The MCMC file if requested for output by the user, contains all the MCMC samples for the fitted parameters in the design. There is one row per sample (including the burnin) and the samples from all the analyses in the simulation are included. The first two columns are the analysis index and the sample (within analysis) index. The remaining columns are the parameters whose sample values are being reported, the number and constituents of these columns are highly variable depending on design of the statistical analysis.

MCMC file format for a time-to-event simulation.
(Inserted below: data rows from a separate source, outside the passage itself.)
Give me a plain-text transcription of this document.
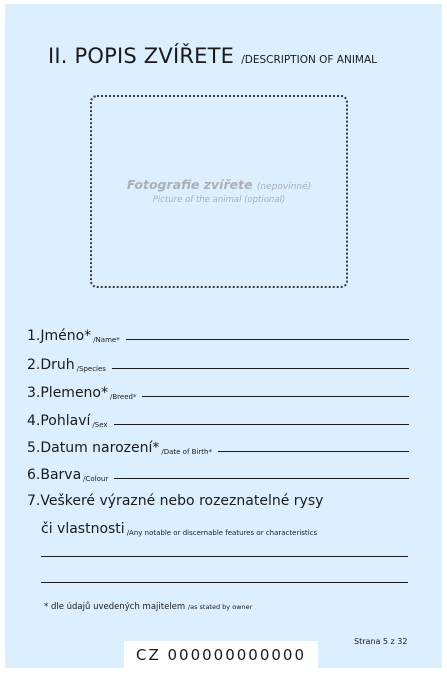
II. POPIS ZVÍŘETE /DESCRIPTION OF ANIMAL
Fotografie zvířete (nepovinné)
Picture of the animal (optional)
1. Jméno* /Name*
2. Druh /Species
3. Plemeno* /Breed*
4. Pohlaví /Sex
5. Datum narození* /Date of Birth*
6. Barva /Colour
7. Veškeré výrazné nebo rozeznatelné rysy
či vlastnosti /Any notable or discernable features or characteristics
* dle údajů uvedených majitelem /as stated by owner
Strana 5 z 32
CZ 000000000000
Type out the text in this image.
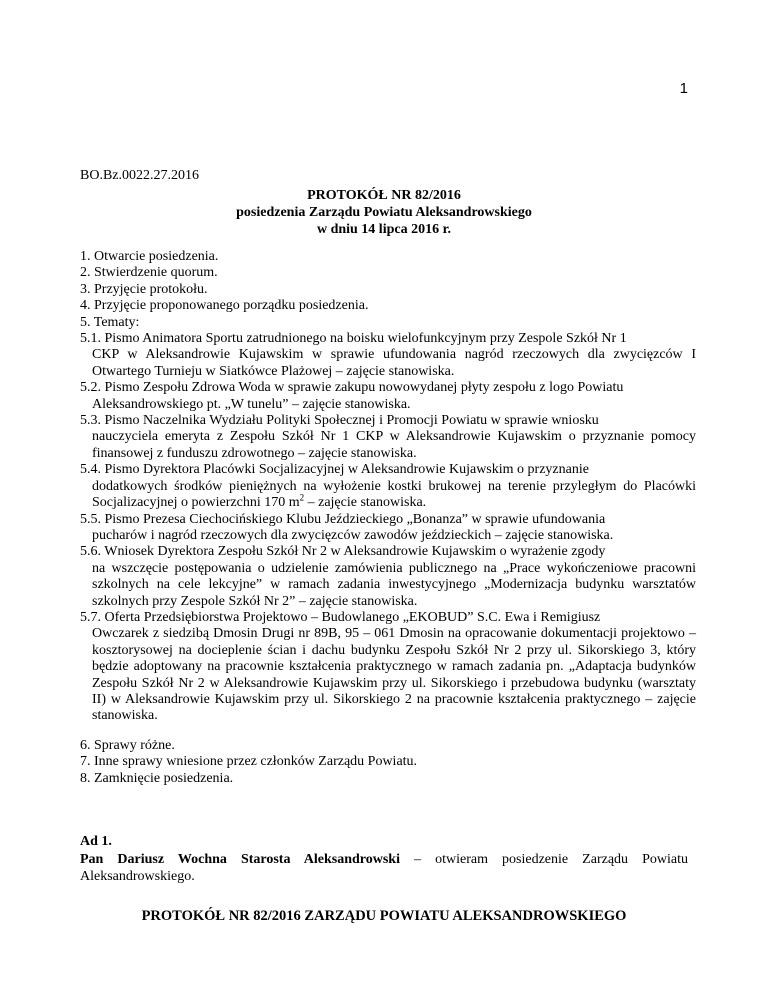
1
BO.Bz.0022.27.2016
PROTOKÓŁ NR 82/2016
posiedzenia Zarządu Powiatu Aleksandrowskiego
w dniu 14 lipca 2016 r.
1. Otwarcie posiedzenia.
2. Stwierdzenie quorum.
3. Przyjęcie protokołu.
4. Przyjęcie proponowanego porządku posiedzenia.
5. Tematy:
5.1. Pismo Animatora Sportu zatrudnionego na boisku wielofunkcyjnym przy Zespole Szkół Nr 1
CKP w Aleksandrowie Kujawskim w sprawie ufundowania nagród rzeczowych dla zwycięzców I Otwartego Turnieju w Siatkówce Plażowej – zajęcie stanowiska.
5.2. Pismo Zespołu Zdrowa Woda w sprawie zakupu nowowydanej płyty zespołu z logo Powiatu
Aleksandrowskiego pt. „W tunelu” – zajęcie stanowiska.
5.3. Pismo Naczelnika Wydziału Polityki Społecznej i Promocji Powiatu w sprawie wniosku
nauczyciela emeryta z Zespołu Szkół Nr 1 CKP w Aleksandrowie Kujawskim o przyznanie pomocy finansowej z funduszu zdrowotnego – zajęcie stanowiska.
5.4. Pismo Dyrektora Placówki Socjalizacyjnej w Aleksandrowie Kujawskim o przyznanie
dodatkowych środków pieniężnych na wyłożenie kostki brukowej na terenie przyległym do Placówki Socjalizacyjnej o powierzchni 170 $m^2$ – zajęcie stanowiska.
5.5. Pismo Prezesa Ciechocińskiego Klubu Jeździeckiego „Bonanza” w sprawie ufundowania
pucharów i nagród rzeczowych dla zwycięzców zawodów jeździeckich – zajęcie stanowiska.
5.6. Wniosek Dyrektora Zespołu Szkół Nr 2 w Aleksandrowie Kujawskim o wyrażenie zgody
na wszczęcie postępowania o udzielenie zamówienia publicznego na „Prace wykończeniowe pracowni szkolnych na cele lekcyjne” w ramach zadania inwestycyjnego „Modernizacja budynku warsztatów szkolnych przy Zespole Szkół Nr 2” – zajęcie stanowiska.
5.7. Oferta Przedsiębiorstwa Projektowo – Budowlanego „EKOBUD” S.C. Ewa i Remigiusz
Owczarek z siedzibą Dmosin Drugi nr 89B, 95 – 061 Dmosin na opracowanie dokumentacji projektowo – kosztorysowej na docieplenie ścian i dachu budynku Zespołu Szkół Nr 2 przy ul. Sikorskiego 3, który będzie adoptowany na pracownie kształcenia praktycznego w ramach zadania pn. „Adaptacja budynków Zespołu Szkół Nr 2 w Aleksandrowie Kujawskim przy ul. Sikorskiego i przebudowa budynku (warsztaty II) w Aleksandrowie Kujawskim przy ul. Sikorskiego 2 na pracownie kształcenia praktycznego – zajęcie stanowiska.
6. Sprawy różne.
7. Inne sprawy wniesione przez członków Zarządu Powiatu.
8. Zamknięcie posiedzenia.
Ad 1.
Pan Dariusz Wochna Starosta Aleksandrowski – otwieram posiedzenie Zarządu Powiatu Aleksandrowskiego.
PROTOKÓŁ NR 82/2016 ZARZĄDU POWIATU ALEKSANDROWSKIEGO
Column Title	Number of columns	Description
Analysis	1	The index of the analysis (interim) in the simulation
Sample	1	The index of the sample within the analysis
HR <dose>	D	The estimate of the hazard ratio for each dose, based on the dose response model fitted.
Lambda <seg>	S	The estimate of the control hazard rate in each segment of the control hazard rate model
A <1-8> / Tau	P	If the dose response model estimates parameters then the samples of these are listed next. The number and name of the parameters will vary depending on the model being fitted. Check the Design > Dose Response tab for a listing of the parameters.
Predictor …		The parameters of the predictor endpoint, these vary by the type of endpoint that the predictor has – they will be consistent with the parameters that would be output if the predictor was the only endpoint in a single endpoint design.